Over the years, women and girls have been used as a coping mechanism for survival in a climate change-induced environment: trekking long distances to get water, making ends meet for the family, and, in some cases, being married off earlier than the legal age. This affects their education, health and wider society. In Africa, our economic activities, such as agriculture, are climate sensitive – that is, affected by droughts and floods and the shrinking number of natural resources – and are increasing hunger and poverty. All these are environmental traps that women and girls fall into. We contribute the lowest footprint, yet we bear the largest burden of the climate crisis. We must not forget that today's girls are tomorrow's women.
I am yet to see a little girl who does not want to be empowered – because every bit of empowerment she feels, she wants to replicate it to others. She is a game-changer. The biggest threat to women and girls lies in the depletion of our natural resources for the generation of livelihood and income flow, which results in us being disproportionately affected by climate change. In the search for alternative livelihood as refugees, it could lead to transitional sex.

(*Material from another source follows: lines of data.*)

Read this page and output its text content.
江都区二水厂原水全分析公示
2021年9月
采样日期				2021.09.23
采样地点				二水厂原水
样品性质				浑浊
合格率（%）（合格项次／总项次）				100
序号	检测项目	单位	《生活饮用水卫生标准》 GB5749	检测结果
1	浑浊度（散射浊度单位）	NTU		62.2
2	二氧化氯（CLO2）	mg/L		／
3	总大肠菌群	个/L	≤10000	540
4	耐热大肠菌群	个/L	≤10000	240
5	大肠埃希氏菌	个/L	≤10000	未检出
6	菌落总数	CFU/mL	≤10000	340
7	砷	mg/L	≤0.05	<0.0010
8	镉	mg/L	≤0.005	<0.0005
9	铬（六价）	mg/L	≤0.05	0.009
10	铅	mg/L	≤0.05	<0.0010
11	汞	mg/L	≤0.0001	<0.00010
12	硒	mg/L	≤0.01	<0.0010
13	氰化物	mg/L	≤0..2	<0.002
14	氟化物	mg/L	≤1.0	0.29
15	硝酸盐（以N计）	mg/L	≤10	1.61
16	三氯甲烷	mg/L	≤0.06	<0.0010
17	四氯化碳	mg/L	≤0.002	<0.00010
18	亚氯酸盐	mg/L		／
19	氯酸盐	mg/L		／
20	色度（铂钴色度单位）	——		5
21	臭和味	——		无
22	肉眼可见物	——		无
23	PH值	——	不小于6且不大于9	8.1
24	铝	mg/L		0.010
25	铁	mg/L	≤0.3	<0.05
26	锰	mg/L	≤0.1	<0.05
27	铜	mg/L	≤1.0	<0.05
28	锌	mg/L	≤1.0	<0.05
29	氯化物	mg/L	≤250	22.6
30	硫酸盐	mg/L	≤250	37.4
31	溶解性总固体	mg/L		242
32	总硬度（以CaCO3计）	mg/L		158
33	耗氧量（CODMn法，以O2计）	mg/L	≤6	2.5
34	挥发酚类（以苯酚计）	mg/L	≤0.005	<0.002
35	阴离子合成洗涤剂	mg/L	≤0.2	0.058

My feminism – ecofeminism – is defined by people and for the environment. Ecofeminism calls for us to strive for equality everywhere. And more than ever before, ecofeminism involves a solution-based approach that places women and girls at the centre of it, since we bear the brunt of the crisis.

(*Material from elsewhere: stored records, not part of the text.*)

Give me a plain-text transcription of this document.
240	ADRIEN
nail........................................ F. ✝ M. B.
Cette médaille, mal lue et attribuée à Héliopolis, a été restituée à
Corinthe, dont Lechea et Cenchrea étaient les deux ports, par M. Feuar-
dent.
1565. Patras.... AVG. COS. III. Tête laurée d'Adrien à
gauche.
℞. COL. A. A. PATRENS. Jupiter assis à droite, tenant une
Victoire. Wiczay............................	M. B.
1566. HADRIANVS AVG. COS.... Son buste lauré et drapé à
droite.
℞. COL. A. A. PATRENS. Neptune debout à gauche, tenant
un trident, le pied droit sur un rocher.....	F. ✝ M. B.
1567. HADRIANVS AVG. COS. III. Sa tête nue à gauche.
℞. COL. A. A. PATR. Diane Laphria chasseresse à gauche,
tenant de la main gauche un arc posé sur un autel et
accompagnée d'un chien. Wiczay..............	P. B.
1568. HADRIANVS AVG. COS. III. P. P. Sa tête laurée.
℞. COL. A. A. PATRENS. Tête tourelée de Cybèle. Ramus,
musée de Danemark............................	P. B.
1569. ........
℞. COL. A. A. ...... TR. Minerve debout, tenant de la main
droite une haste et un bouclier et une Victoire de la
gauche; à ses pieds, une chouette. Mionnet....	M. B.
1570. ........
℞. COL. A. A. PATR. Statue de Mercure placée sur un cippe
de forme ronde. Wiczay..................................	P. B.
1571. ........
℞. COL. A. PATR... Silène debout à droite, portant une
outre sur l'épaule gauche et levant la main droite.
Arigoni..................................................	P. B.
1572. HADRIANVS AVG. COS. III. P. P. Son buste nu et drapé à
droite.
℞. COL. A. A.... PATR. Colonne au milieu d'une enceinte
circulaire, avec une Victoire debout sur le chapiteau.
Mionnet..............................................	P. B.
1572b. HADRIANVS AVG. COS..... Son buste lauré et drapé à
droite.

However, there is a connection between climate change and gender equality. Around the world, in every deprived area – many of which are hotspots for the impacts of climate change – there are high rates of violence against women and women’s rights abuses. This has indirectly placed women and girls in a position where they are forced to take the back seat on development issues. In some cultures, women are not allowed to own land, but they are expected to participate in mass production for the agriculture sector. Land ownership is integral to food security, especially in a world where millions of people are in need of humanitarian aid for survival. We can’t keep giving people aid – it is not sustainable – rather, we must find a way to end climate change, which creates an enabling environment that fuels crises.
In Sahel, where Lake Chad sits, more than 20 million girls are child brides. Sahel has also been one of the world’s most deprived landscapes for decades now. Our ecosystem is a disadvantage to us in various ways, leading to large setbacks in gender equality. I vividly remember in 2014, some 276 school girls were kidnapped in Borno, with the same incident occurring in Dapachi in 2018 – not to mention the numerous untold stories. These states are the closest to the ever-shrinking Lake Chad in Nigeria, showing a correlation between climate change and the increase in violence against women and girls.
It has been proven that climate change is a threat to girls’ education, as it creates an enabling environment for insecurity, and armed groups prohibit Western education – especially for girls. Likewise, two-thirds of the 10.7 million people displaced in Lake Chad by the climate crisis are women because they depend totally on natural resources for the generation of income. In this regard, our livelihoods are some of the poorest in the world.
This is why I advocate for the restoration of Lake Chad as one of the solutions that will end violence against women and girls through the pan-Africa movement ILeadClimate – because women’s right are environmental rights.